Americans expect prices to rise at an annual rate of 3.3% over the next five to 10 years, up from 3% in December, according to a preliminary January survey by the University of Michigan.
Short-term expectations also rose, with consumers predicting a 3.3% increase in spending next year, a jump of 0.5 percentage points from last month.
Sticky inflation, therefore, may limit the Fed's chances of tapering in the coming months, which is why the Bitcoin market is now sliding into depression.
Bitcoin NUPL hints at a bearish reversal
Bitcoin's Net Unrealized Profit/Loss (NUPL) indicator has entered the “belief-denial” zone, historically associated with local market highs. This metric measures the unrealized profit or loss of Bitcoin owners, and reaching this zone often indicates optimism in the market.
As Bitcoin hovers in this zone, selling pressure from profit-seeking investors appears to push prices lower. Holders who accumulated during the earlier stages of the rally may be cashing in, increasing supply and putting pressure on the price of BTC.
Historically, a “belief-denial” phase often precedes corrections when market sentiment begins to change. The current decline in Bitcoin prices may reflect these dynamics, with traders bracing for further consolidation or a potential decline in the near term.
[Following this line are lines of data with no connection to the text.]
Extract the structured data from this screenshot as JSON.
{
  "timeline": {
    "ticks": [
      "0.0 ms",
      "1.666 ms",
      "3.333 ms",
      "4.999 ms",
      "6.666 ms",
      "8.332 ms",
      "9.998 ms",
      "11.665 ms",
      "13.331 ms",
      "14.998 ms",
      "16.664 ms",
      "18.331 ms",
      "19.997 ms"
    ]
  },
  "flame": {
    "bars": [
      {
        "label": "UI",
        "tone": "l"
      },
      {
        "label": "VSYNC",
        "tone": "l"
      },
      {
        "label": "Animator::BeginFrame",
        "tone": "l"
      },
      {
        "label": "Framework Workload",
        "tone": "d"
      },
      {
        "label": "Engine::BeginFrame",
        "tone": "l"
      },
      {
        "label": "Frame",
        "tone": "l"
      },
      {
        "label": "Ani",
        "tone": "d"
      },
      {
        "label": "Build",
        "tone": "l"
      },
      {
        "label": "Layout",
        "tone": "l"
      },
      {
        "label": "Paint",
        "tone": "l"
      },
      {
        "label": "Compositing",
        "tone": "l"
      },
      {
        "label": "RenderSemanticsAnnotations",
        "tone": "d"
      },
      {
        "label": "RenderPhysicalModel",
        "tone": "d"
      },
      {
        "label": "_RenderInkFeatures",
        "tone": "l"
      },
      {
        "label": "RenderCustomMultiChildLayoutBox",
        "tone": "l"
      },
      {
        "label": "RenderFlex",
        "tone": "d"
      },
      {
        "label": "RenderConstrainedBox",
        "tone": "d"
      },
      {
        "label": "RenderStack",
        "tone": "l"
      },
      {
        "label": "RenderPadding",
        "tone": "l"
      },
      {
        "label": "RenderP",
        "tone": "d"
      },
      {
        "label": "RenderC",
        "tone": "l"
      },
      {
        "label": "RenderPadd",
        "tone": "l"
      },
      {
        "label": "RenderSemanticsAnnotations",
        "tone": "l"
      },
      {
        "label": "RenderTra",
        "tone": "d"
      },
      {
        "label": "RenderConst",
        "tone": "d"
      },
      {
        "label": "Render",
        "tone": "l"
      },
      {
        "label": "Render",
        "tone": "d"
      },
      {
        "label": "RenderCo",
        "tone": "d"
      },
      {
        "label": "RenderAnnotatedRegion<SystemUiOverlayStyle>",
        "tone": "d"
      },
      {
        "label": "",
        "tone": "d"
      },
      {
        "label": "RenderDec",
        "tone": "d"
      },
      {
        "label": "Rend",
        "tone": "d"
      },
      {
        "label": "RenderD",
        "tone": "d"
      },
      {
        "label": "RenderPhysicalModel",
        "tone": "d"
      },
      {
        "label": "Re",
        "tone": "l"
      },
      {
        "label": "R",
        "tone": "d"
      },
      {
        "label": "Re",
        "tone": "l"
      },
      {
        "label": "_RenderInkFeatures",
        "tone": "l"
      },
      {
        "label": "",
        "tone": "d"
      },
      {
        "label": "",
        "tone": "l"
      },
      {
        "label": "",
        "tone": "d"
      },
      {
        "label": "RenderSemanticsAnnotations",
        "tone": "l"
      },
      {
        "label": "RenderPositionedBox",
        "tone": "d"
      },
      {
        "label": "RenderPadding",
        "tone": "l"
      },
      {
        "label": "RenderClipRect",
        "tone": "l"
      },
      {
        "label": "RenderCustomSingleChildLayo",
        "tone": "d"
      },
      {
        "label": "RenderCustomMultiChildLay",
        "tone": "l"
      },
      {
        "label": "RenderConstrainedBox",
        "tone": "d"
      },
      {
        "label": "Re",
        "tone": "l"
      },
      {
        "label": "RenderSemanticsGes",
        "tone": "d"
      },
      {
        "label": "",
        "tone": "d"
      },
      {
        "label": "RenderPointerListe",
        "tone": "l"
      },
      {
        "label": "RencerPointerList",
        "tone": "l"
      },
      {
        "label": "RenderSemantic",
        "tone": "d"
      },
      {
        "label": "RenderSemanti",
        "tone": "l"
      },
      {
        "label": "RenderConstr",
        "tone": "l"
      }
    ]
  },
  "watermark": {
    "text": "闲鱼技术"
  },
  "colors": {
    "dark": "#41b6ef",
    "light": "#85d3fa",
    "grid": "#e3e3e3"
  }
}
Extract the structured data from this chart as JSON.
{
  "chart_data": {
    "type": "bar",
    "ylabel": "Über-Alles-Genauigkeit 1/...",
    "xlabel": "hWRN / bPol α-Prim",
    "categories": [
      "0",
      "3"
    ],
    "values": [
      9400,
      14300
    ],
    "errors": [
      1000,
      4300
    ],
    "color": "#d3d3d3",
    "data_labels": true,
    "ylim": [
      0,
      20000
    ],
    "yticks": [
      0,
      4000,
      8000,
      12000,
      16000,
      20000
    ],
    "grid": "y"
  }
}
Bitcoin H&S pattern hints at $76,750
Today's decline in Bitcoin price is part of the current Head and Shoulders (H&S) pattern.
The H&S pattern is a classic technical analysis formation that indicates a trend reversal. It consists of three ends: the highest in the middle (head) flanked by two lower ends (shoulders).
A neckline drawn at a support level connecting the troughs between the highs serves as a key trigger point. If price breaks below the neckline, the target taken from the distance between the top of the head and the neckline typically confirms a bearish reversal.
In Bitcoin's case, the pattern has developed over the past few months, with the left shoulder forming in mid-November, the head rising in early December, and the right shoulder forming from late December to early January.
Related: Bitcoin January ‘nothing new will drop in post-half years – analysts
Currently trading around $91,750, Bitcoin risks falling below the neckline support at around $91,000. If this pattern emerges, the proposed bottom target is around $76,750, indicating the height of the pattern minus the neckline.
Additionally, the Relative Strength Index (RSI) near 41 shows bearability but still leaves room for further declines before reaching the oversold threshold of 30.
This article does not contain investment advice or recommendations. Every investment and business activity involves risk, and readers should do their own research when making a decision.